Could PwC give some color on the nature of these areas and how the materiality of these key assurance matters was set?
Sure. And thanks for those questions. It's nice to receive live questions. So let's see. Examples of areas that might be overlooked. That's quite a hypothetical question. And as an auditor, it's one of the key things we always ask ourselves, what did we potentially overlook? So it's very hard to give examples of what we may have overlooked if I don't know what we actually may have. So let me turn that around. We did look at what do we usually do in a physical environment that we now have to do virtually, and what does that mean?
Like I said in my earlier statement, we did intensify our communication with the local teams to understand the local circumstances and their assessment of what it meant and to make sure that we were comfortable with their audit approach and adjustment and the adjustment to the audit approach. We also looked at which are the areas where we actually really need to have physical presence. So for example, looking at physical inventory counts was required, and we were able to do so physically, taking into account all of the measures that were there. From the company, and has an ERP system with a lot of digital information, so a lot of that can be accessed remotely, and we did.

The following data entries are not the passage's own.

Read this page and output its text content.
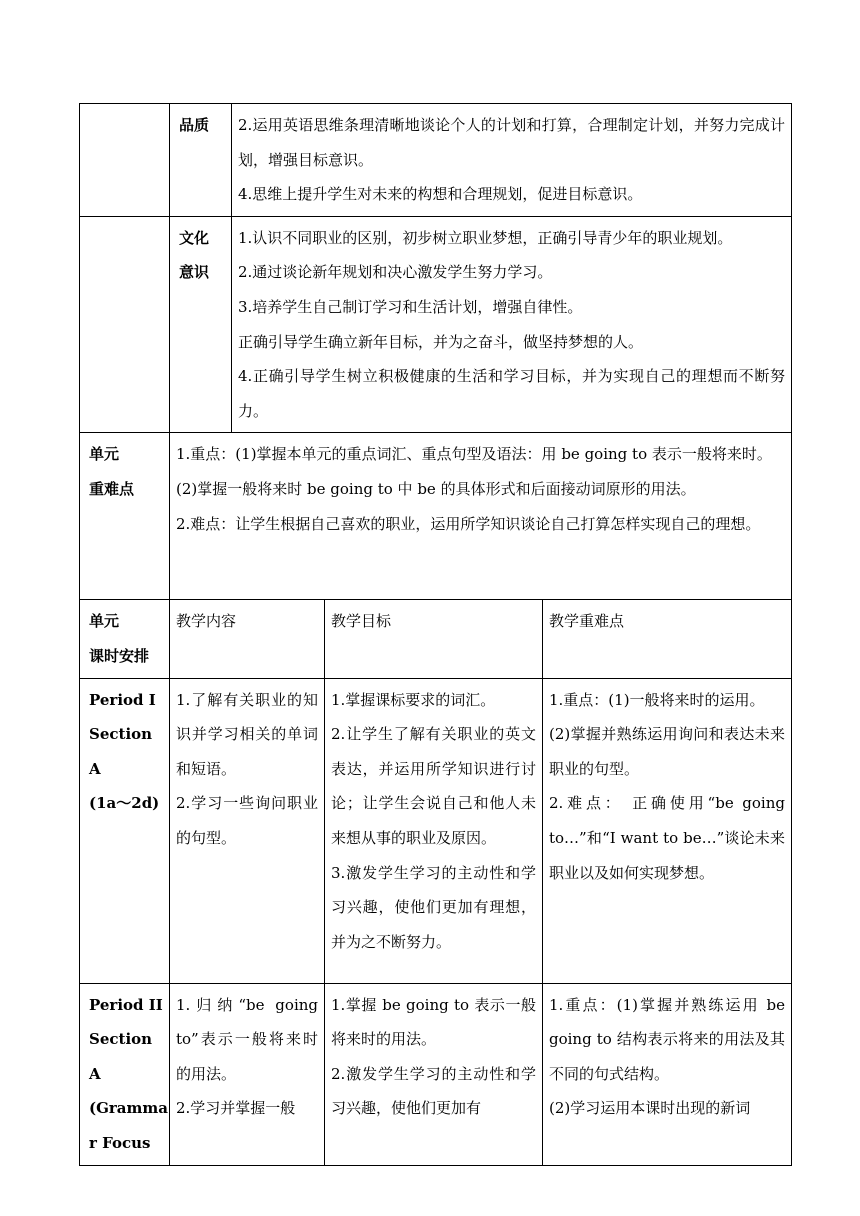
	品质	2.运用英语思维条理清晰地谈论个人的计划和打算，合理制定计划，并努力完成计划，增强目标意识。
4.思维上提升学生对未来的构想和合理规划，促进目标意识。		

	文化
意识	1.认识不同职业的区别，初步树立职业梦想，正确引导青少年的职业规划。
2.通过谈论新年规划和决心激发学生努力学习。
3.培养学生自己制订学习和生活计划，增强自律性。
正确引导学生确立新年目标，并为之奋斗，做坚持梦想的人。
4.正确引导学生树立积极健康的生活和学习目标，并为实现自己的理想而不断努力。		

单元
重难点	1.重点：(1)掌握本单元的重点词汇、重点句型及语法：用 be going to 表示一般将来时。
(2)掌握一般将来时 be going to 中 be 的具体形式和后面接动词原形的用法。
2.难点：让学生根据自己喜欢的职业，运用所学知识谈论自己打算怎样实现自己的理想。			

单元
课时安排	教学内容		教学目标	教学重难点

Period I
Section A
(1a～2d)	1.了解有关职业的知识并学习相关的单词和短语。
2.学习一些询问职业的句型。		1.掌握课标要求的词汇。
2.让学生了解有关职业的英文表达，并运用所学知识进行讨论；让学生会说自己和他人未来想从事的职业及原因。
3.激发学生学习的主动性和学习兴趣，使他们更加有理想，并为之不断努力。	1.重点：(1)一般将来时的运用。
(2)掌握并熟练运用询问和表达未来职业的句型。
2.难点： 正确使用“be going to…”和“I want to be…”谈论未来职业以及如何实现梦想。

Period II
Section A
(Gramma
r Focus	1.归纳“be going to”表示一般将来时的用法。
2.学习并掌握一般		1.掌握 be going to 表示一般将来时的用法。
2.激发学生学习的主动性和学习兴趣，使他们更加有	1.重点：(1)掌握并熟练运用 be going to 结构表示将来的用法及其不同的句式结构。
(2)学习运用本课时出现的新词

All in all, I think the actual impact on our audit from that perspective was limited, and I don't see any major areas where we last year would have addressed that physically and now remotely that, in my view, were white spots. I can't give you any real examples because I think my audit covered it sufficiently. As to the second question on non-financial indicators, we did a limited assurance engagement, and that is akin to a review. As in always in our work, we look at what is the risk of material misstatement. And for non-financial indicators, that judgment is a little bit different than for financial indicators because you have to look at each of them individually. We set the bars there, and then we look at what are the potential risks that might address that.
If you look at areas of higher risk, I would say that we listen to shareholders quite a bit and do our analysis of what you have said as shareholders is important. That's the materiality assessment done by management. So we obviously look at the same areas that questions have been asked at today previously in this meeting, and that includes water usage, carbon footprint, and all of the individual indicators that we issue in our report. So let me leave it at that.
Thank you, Fernand. And have we in the meantime received further questions on this point, Isabelle?
No, we have no further questions. Thank you, Nils.
No further questions for Thierry. So let me just remind you that you can vote anytime during the meeting, as Isabelle said at the beginning.
I'll now continue with item 3B on the agenda, which is the discussion of the dividend policy. The dividend policy of the company is to pay a stable to rising dividend. The dividend will be paid in cash, a final dividend of EUR 1.52 per share, which together with the interim dividend of EUR 0.43 a share is equal to a total 2020 dividend of EUR 1.95 per share compared to the 2019 dividend of EUR 1.90. Isabelle, did we receive any questions to this during the meeting?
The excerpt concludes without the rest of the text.